Put that together and the result is that Congress can make money and the states cannot force any creditor to accept anything but gold or silver coin as satisfaction of the creditor's debt.
The prohibition on states - by legislation or court case law - from making anything but gold and silver legal tender was intended to deal with the pre-Constitution problem of states creating scrip - the true forerunner of fiat money - that it would issue to people, frequently as advances against their crops (the problem cropped up - pun intended - mostly in the smaller agricultural states) and which the states would frequently make "legal tender," meaning that a farmer who had scrip from his state government could satisfy a debt he owed by tendering that scrip to his creditors. That might have been acceptable if each state had a closed economy because that creditor could then use the scrip to buy something in turn from someone else. Unfortunately, the states weren't each closed economies and so serious problems arose when a debtor would attempt to pay an out-of-state creditor with his in-state scrip, which of course was nothing more than pretty wallpaper outside of the debtor's state.
The issue also made the requisitions system of the confederacy, under which the Continental Congress could only raise revenue by requisitioning revenue from the states - meaning that it was essentially asking each state to tax its own citizens to raise that revenue. In states where hard currency was scarce, the taxes would be paid in that state's scrip which was, of course, worthless outside that state, and particularly when trying to pay the debts the Continental Congress owed to foreign lenders, particularly the Dutch, which were incurred to pay for the American Revolution.

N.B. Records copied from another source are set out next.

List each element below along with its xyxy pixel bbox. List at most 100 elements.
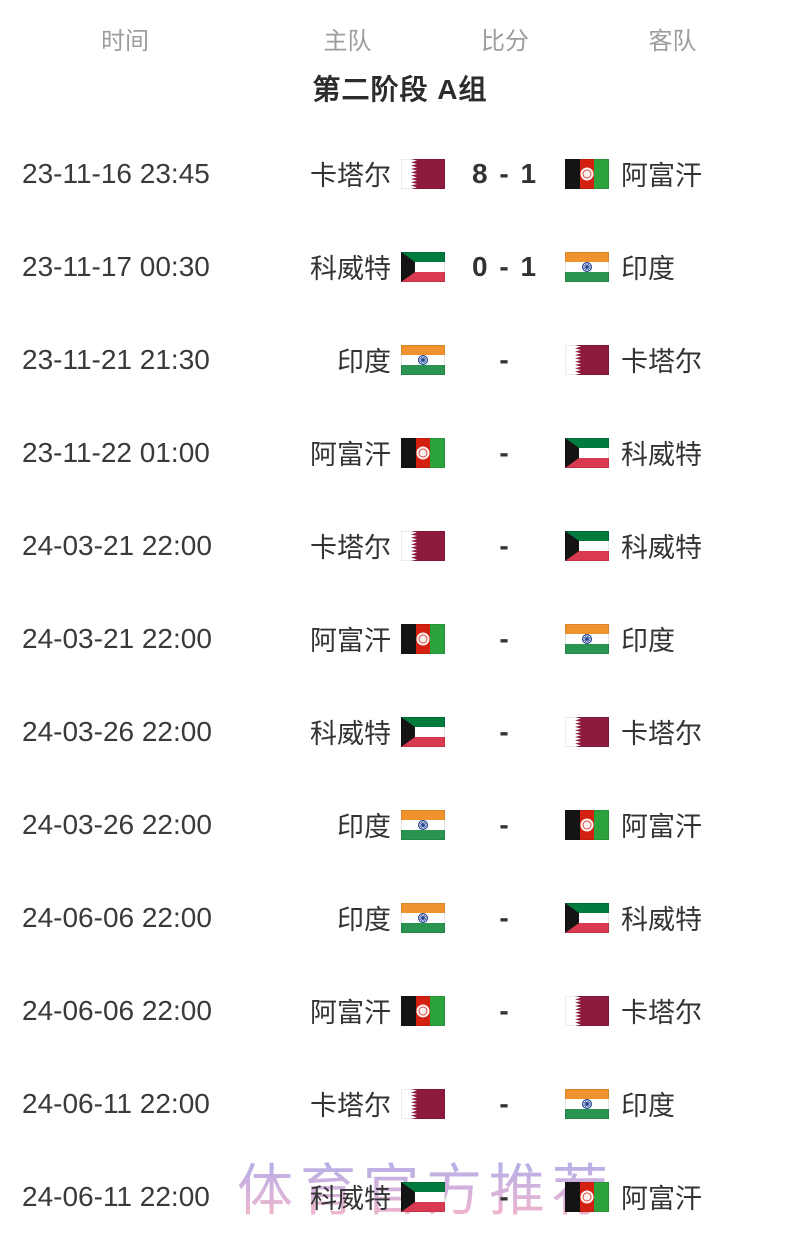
match-row[interactable]: 24-03-26 22:00 科威特 - 卡塔尔 [0, 685, 800, 778]
home-team-name: 科威特 [310, 1184, 391, 1214]
match-row[interactable]: 24-06-11 22:00 卡塔尔 - 印度 [0, 1057, 800, 1150]
home-team-name: 卡塔尔 [310, 533, 391, 563]
kuwait-flag-icon [565, 437, 609, 468]
home-team-name: 印度 [337, 347, 391, 377]
qatar-flag-icon [565, 344, 609, 375]
qatar-flag-icon [401, 530, 445, 561]
match-time: 24-06-11 22:00 [22, 1180, 210, 1212]
away-team-cell: 印度 [565, 1084, 800, 1123]
india-flag-icon [401, 809, 445, 840]
match-time: 23-11-16 23:45 [22, 157, 210, 189]
match-row[interactable]: 24-03-26 22:00 印度 - 阿富汗 [0, 778, 800, 871]
afghanistan-flag-icon [565, 809, 609, 840]
home-team-cell: 印度 [250, 340, 445, 379]
match-score: 8 - 1 [471, 157, 539, 189]
match-time: 23-11-22 01:00 [22, 436, 210, 468]
match-time: 23-11-21 21:30 [22, 343, 210, 375]
away-team-name: 科威特 [621, 905, 702, 935]
match-row[interactable]: 24-03-21 22:00 阿富汗 - 印度 [0, 592, 800, 685]
india-flag-icon [565, 623, 609, 654]
match-row[interactable]: 23-11-21 21:30 印度 - 卡塔尔 [0, 313, 800, 406]
kuwait-flag-icon [565, 902, 609, 933]
india-flag-icon [565, 251, 609, 282]
away-team-name: 印度 [621, 254, 675, 284]
away-team-name: 阿富汗 [621, 161, 702, 191]
match-row[interactable]: 24-06-06 22:00 印度 - 科威特 [0, 871, 800, 964]
home-team-cell: 印度 [250, 898, 445, 937]
match-score: - [499, 901, 511, 933]
match-score: - [499, 715, 511, 747]
match-score: 0 - 1 [471, 250, 539, 282]
away-team-cell: 印度 [565, 619, 800, 658]
qatar-flag-icon [401, 1088, 445, 1119]
match-list: 23-11-16 23:45 卡塔尔 8 - 1 阿富汗 23-11-17 00… [0, 127, 800, 1233]
india-flag-icon [401, 344, 445, 375]
india-flag-icon [401, 902, 445, 933]
home-team-cell: 科威特 [250, 712, 445, 751]
afghanistan-flag-icon [401, 995, 445, 1026]
home-team-cell: 阿富汗 [250, 991, 445, 1030]
home-team-cell: 印度 [250, 805, 445, 844]
column-header-home: 主队 [323, 27, 372, 55]
away-team-cell: 阿富汗 [565, 805, 800, 844]
home-team-name: 印度 [337, 812, 391, 842]
match-time: 24-06-11 22:00 [22, 1087, 210, 1119]
afghanistan-flag-icon [565, 1181, 609, 1212]
away-team-name: 阿富汗 [621, 1184, 702, 1214]
match-score: - [499, 808, 511, 840]
home-team-name: 印度 [337, 905, 391, 935]
match-score: - [499, 1180, 511, 1212]
match-time: 24-06-06 22:00 [22, 901, 212, 933]
away-team-name: 卡塔尔 [621, 998, 702, 1028]
away-team-cell: 卡塔尔 [565, 991, 800, 1030]
match-time: 23-11-17 00:30 [22, 250, 210, 282]
away-team-cell: 卡塔尔 [565, 712, 800, 751]
match-row[interactable]: 24-06-11 22:00 科威特 - 阿富汗 [0, 1150, 800, 1233]
away-team-cell: 印度 [565, 247, 800, 286]
home-team-cell: 卡塔尔 [250, 526, 445, 565]
match-time: 24-03-26 22:00 [22, 715, 212, 747]
match-time: 24-06-06 22:00 [22, 994, 212, 1026]
away-team-cell: 阿富汗 [565, 154, 800, 193]
match-row[interactable]: 24-06-06 22:00 阿富汗 - 卡塔尔 [0, 964, 800, 1057]
away-team-cell: 科威特 [565, 526, 800, 565]
afghanistan-flag-icon [565, 158, 609, 189]
match-row[interactable]: 24-03-21 22:00 卡塔尔 - 科威特 [0, 499, 800, 592]
away-team-name: 阿富汗 [621, 812, 702, 842]
home-team-cell: 阿富汗 [250, 433, 445, 472]
match-time: 24-03-21 22:00 [22, 622, 212, 654]
home-team-name: 科威特 [310, 719, 391, 749]
match-row[interactable]: 23-11-16 23:45 卡塔尔 8 - 1 阿富汗 [0, 127, 800, 220]
away-team-cell: 阿富汗 [565, 1177, 800, 1216]
away-team-name: 卡塔尔 [621, 719, 702, 749]
match-row[interactable]: 23-11-22 01:00 阿富汗 - 科威特 [0, 406, 800, 499]
match-score: - [499, 436, 511, 468]
column-header-score: 比分 [481, 27, 529, 55]
home-team-cell: 卡塔尔 [250, 1084, 445, 1123]
match-score: - [499, 343, 511, 375]
table-header: 时间 主队 比分 客队 [0, 18, 800, 58]
section-title: 第二阶段 A组 [312, 74, 488, 105]
away-team-name: 卡塔尔 [621, 347, 702, 377]
home-team-name: 阿富汗 [310, 626, 391, 656]
home-team-cell: 科威特 [250, 247, 445, 286]
match-row[interactable]: 23-11-17 00:30 科威特 0 - 1 印度 [0, 220, 800, 313]
qatar-flag-icon [401, 158, 445, 189]
kuwait-flag-icon [565, 530, 609, 561]
home-team-cell: 卡塔尔 [250, 154, 445, 193]
match-score: - [499, 622, 511, 654]
away-team-name: 科威特 [621, 533, 702, 563]
india-flag-icon [565, 1088, 609, 1119]
afghanistan-flag-icon [401, 437, 445, 468]
match-time: 24-03-21 22:00 [22, 529, 212, 561]
away-team-cell: 科威特 [565, 898, 800, 937]
afghanistan-flag-icon [401, 623, 445, 654]
away-team-name: 印度 [621, 1091, 675, 1121]
kuwait-flag-icon [401, 251, 445, 282]
match-score: - [499, 994, 511, 1026]
home-team-cell: 科威特 [250, 1177, 445, 1216]
match-time: 24-03-26 22:00 [22, 808, 212, 840]
home-team-name: 科威特 [310, 254, 391, 284]
home-team-name: 卡塔尔 [310, 161, 391, 191]
qatar-flag-icon [565, 716, 609, 747]
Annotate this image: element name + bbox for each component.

The prohibition against making anything but gold or silver legal tender goes hand in hand with the prohibition on states passing any law impairing the obligation of contract, which basically prohibits a state from freeing someone from the consequences of what was a legally binding contract when it was made - in other words, no state could enact anything that in substance discharged a person's debts. This was also a big problem in states that were short on hard currency because they would sometimes invalidate originally legal, binding contracts under which in-state residents owed debts to out-of-staters, by, for example, making it impossible for an out-of-stater to enforce the contract in in-state courts.
Since Congress' power to coin money is not limited to coining gold or silver, Congress can create paper fiat money and can make that fiat money legal tender in the individual states.